The Connecting Devon and Somerset (CDS) initiative aims to bring superfast capabilities to parts of the region that would have been ignored by commercial providers as not viable. It is currently in its second phase, which looks to ensure that 95 per cent of residents have access to speeds of at least 30Mbps by 2020.
However, Somerset Live reports that even if the project runs on time and on budget, some parts of the county will remain unconnected.
This is the warning of a report into the scheme presented last week to South Somerset District Council.
In it, Peter Paddon, the council's lead specialist in the economy, wrote: "Superfast coverage in south Somerset has now reached 85 per cent of all premises (as of 2018), with planned coverage likely to increase connectivity to around 96 per cent by 2020.
"This is still likely to leave approximately 3,600 premises (including many rural businesses) unconnected."
Councillors expressed their concern over the projections, with Councillor Jo Roundell Greene, portfolio holder for the environment and economic development, saying it is "incredibly frustrating" that there is still a lack of clarity about when superfast broadband will be available.

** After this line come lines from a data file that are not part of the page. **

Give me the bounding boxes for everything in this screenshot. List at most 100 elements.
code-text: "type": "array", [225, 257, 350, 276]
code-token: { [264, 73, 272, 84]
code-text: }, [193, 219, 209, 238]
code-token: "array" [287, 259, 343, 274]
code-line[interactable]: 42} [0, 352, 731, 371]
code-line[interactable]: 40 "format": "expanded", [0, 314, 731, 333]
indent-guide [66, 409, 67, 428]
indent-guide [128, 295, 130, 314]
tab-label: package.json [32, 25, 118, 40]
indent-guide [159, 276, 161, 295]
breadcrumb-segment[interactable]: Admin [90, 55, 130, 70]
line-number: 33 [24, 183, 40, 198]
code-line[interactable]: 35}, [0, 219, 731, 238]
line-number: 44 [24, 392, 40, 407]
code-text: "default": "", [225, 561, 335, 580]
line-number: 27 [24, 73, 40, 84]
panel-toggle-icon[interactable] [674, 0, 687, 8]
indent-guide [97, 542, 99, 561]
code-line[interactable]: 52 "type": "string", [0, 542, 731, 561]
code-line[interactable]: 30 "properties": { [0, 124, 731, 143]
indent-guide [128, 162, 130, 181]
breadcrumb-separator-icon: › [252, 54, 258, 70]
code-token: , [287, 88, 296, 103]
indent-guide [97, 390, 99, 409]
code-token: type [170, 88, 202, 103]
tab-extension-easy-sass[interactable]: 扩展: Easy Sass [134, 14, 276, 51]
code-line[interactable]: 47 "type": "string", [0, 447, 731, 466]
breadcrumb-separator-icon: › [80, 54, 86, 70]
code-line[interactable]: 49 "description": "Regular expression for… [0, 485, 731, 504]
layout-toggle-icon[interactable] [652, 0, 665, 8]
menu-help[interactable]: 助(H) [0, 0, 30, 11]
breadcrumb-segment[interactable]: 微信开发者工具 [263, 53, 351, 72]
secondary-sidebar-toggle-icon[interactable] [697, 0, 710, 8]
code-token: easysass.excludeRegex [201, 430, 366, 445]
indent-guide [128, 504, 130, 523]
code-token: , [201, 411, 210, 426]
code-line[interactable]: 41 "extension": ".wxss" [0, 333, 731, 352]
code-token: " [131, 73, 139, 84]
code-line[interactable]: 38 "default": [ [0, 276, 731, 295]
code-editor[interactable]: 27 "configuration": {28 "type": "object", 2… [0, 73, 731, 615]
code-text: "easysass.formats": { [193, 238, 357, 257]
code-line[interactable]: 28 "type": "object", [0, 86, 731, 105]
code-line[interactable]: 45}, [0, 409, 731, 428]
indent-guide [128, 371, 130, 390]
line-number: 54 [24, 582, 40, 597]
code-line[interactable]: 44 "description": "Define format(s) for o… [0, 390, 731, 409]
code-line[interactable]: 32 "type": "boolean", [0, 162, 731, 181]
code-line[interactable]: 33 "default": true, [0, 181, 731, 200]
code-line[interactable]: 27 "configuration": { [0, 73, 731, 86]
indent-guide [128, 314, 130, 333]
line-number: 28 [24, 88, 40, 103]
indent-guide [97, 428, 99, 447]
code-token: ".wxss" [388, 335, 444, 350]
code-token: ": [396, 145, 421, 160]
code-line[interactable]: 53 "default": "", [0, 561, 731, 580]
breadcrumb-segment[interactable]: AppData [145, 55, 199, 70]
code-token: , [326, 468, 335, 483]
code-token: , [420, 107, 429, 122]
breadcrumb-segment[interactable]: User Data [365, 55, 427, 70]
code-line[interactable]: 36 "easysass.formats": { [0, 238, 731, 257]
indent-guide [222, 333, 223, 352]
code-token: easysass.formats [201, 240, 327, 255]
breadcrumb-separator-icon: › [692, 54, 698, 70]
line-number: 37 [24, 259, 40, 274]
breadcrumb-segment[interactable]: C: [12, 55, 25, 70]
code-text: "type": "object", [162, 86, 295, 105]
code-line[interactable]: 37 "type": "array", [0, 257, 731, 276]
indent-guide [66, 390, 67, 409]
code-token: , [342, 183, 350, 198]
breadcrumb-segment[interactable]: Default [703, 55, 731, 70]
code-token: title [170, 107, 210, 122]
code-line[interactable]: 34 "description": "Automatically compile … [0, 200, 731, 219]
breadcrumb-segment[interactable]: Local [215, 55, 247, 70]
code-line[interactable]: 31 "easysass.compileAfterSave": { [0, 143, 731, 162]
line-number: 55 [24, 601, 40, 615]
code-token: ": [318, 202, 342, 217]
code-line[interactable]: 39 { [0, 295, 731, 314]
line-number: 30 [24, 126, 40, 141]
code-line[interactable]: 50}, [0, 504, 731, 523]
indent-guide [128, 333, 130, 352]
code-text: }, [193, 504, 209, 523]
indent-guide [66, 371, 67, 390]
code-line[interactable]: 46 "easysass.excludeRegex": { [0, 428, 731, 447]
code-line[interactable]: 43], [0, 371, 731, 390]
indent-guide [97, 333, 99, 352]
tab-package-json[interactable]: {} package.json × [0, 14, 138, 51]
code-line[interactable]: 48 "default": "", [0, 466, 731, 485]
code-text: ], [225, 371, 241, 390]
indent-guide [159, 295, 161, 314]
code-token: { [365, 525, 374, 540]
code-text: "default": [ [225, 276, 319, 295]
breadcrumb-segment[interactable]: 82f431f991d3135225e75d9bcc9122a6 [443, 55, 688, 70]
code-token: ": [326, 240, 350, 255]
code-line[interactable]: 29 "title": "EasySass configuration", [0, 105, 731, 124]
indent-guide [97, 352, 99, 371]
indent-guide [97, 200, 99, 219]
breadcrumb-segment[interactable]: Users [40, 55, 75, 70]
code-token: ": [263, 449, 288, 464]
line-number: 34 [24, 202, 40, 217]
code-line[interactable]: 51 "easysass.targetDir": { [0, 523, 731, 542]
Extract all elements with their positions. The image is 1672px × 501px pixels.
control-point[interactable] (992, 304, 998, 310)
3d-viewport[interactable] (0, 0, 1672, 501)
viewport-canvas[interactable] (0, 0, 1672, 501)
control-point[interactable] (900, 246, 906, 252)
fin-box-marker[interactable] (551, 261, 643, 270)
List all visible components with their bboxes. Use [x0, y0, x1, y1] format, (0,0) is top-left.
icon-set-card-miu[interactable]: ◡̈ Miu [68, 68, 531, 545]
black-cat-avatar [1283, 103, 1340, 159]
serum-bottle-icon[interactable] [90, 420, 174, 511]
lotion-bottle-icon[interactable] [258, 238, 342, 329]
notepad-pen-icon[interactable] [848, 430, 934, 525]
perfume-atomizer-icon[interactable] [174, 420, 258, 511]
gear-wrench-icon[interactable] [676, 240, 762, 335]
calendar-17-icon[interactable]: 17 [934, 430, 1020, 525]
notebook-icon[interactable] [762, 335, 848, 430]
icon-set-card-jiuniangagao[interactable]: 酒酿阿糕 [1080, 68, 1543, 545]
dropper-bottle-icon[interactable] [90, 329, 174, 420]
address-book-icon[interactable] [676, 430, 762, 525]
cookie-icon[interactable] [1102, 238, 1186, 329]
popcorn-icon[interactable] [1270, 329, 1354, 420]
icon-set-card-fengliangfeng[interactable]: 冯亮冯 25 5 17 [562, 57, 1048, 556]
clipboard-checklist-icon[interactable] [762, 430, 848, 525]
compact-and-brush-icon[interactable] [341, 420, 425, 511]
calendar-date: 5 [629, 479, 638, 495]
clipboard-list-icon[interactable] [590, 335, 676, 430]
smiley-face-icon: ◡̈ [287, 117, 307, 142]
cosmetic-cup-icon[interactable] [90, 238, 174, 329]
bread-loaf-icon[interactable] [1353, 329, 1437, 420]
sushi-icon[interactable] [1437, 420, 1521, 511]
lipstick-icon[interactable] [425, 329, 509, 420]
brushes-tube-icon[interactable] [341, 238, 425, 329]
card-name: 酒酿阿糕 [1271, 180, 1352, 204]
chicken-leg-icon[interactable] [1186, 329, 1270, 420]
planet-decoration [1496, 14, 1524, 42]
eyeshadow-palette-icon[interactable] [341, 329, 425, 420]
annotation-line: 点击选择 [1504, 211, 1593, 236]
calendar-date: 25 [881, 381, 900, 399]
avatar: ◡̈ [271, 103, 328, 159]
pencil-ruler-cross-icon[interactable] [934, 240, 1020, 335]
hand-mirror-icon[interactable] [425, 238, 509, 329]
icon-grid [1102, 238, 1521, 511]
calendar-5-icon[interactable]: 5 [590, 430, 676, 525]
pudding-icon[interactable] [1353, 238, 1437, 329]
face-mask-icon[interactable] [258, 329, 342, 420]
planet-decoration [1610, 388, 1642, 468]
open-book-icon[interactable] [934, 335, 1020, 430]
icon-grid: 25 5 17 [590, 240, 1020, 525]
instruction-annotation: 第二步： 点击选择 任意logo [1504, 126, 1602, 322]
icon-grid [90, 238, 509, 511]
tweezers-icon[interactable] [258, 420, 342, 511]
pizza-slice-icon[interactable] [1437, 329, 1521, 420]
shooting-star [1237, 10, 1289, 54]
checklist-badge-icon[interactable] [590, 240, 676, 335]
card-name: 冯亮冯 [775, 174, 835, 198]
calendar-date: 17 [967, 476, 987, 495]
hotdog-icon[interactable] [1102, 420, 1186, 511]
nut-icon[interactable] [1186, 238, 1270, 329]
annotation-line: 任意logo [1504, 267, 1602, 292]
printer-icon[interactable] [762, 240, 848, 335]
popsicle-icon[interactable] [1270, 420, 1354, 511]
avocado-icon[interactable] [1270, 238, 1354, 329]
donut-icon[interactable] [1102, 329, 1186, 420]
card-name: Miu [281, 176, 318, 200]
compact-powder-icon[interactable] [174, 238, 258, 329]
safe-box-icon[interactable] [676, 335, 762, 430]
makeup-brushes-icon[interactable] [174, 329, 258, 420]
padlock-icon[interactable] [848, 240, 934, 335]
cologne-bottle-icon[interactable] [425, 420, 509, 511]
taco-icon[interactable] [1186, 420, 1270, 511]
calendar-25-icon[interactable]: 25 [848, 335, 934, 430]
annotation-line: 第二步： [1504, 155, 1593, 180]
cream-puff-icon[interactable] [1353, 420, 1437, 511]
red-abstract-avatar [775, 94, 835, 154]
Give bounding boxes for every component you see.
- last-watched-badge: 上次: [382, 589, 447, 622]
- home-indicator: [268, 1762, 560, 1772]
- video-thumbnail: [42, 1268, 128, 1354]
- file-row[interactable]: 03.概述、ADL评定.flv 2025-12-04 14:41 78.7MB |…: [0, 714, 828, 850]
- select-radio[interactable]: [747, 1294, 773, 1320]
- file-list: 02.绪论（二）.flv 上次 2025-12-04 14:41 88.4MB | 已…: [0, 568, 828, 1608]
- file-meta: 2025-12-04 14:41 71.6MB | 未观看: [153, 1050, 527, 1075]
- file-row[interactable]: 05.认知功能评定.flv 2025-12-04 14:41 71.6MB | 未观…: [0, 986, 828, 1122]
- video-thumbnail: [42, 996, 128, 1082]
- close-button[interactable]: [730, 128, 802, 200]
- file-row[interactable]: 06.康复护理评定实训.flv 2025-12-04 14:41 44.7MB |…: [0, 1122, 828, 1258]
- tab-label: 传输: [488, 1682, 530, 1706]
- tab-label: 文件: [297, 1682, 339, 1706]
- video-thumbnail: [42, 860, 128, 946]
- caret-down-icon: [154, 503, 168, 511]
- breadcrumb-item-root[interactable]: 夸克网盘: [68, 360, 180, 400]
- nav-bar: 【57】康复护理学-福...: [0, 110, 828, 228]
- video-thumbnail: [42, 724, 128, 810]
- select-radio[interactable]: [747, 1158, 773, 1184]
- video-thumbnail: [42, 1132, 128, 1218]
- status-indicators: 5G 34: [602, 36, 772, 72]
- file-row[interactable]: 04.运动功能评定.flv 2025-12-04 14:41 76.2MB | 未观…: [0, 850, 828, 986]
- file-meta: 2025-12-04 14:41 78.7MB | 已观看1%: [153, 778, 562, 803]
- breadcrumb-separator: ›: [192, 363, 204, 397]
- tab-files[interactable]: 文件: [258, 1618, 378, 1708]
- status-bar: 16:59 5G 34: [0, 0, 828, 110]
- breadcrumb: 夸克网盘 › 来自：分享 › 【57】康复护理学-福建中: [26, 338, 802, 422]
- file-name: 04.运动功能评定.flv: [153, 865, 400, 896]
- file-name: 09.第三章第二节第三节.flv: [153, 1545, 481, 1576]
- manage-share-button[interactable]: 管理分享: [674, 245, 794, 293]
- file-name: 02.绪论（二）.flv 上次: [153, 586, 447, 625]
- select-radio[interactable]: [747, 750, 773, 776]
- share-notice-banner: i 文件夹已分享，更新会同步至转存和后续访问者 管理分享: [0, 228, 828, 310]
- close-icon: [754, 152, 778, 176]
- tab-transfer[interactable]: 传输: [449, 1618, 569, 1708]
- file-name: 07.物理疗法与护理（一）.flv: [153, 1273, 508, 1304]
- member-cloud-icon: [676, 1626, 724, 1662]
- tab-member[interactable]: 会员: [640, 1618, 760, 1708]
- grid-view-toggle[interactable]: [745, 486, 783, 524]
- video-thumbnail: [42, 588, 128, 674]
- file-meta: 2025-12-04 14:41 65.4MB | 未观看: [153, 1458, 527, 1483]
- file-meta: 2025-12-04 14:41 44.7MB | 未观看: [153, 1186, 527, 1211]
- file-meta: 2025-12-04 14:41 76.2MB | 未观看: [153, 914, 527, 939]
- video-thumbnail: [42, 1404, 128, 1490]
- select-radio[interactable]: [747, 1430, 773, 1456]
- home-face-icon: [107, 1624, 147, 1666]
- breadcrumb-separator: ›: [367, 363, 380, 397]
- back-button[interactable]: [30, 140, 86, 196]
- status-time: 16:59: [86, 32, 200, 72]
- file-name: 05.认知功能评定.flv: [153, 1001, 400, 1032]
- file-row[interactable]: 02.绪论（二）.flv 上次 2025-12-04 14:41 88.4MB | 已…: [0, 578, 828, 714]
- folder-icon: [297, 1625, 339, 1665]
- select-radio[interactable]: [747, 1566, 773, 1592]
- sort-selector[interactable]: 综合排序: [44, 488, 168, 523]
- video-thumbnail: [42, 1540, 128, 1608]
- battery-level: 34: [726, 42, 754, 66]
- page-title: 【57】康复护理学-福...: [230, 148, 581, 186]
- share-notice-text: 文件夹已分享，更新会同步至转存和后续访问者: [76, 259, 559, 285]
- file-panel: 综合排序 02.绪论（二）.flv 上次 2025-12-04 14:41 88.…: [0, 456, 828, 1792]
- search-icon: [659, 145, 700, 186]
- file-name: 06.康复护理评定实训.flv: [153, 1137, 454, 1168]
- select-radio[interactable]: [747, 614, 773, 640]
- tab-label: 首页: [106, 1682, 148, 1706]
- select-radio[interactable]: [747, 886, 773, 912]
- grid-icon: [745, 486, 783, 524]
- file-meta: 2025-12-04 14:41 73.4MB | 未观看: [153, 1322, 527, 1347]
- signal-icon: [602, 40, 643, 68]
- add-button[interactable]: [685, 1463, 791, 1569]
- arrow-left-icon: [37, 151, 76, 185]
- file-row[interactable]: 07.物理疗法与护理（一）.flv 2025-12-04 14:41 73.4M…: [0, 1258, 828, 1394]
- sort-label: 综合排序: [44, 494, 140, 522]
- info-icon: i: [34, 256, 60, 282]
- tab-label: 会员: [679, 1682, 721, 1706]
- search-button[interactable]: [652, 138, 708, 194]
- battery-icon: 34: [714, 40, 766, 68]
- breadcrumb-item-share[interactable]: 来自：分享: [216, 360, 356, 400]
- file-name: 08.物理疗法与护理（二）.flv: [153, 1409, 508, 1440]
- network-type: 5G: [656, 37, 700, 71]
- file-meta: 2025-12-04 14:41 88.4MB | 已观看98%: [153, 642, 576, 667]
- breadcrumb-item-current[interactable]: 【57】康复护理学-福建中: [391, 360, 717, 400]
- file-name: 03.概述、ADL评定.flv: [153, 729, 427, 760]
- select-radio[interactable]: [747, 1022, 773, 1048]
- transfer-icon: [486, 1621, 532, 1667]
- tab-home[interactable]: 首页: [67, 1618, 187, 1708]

One proposed solution was for the council to establish its own voucher scheme, which would offer local residents and businesses in rural areas discounts for installing fibre broadband directly to their premises.
However, Mr Paddon explained this is not an option due to rules over 'state aid', and CDS and the government already have similar voucher schemes in place.
The council therefore, agreed to work with CDS in order to clarify the status of existing voucher schemes and determine how they can be effectively promoted to residents.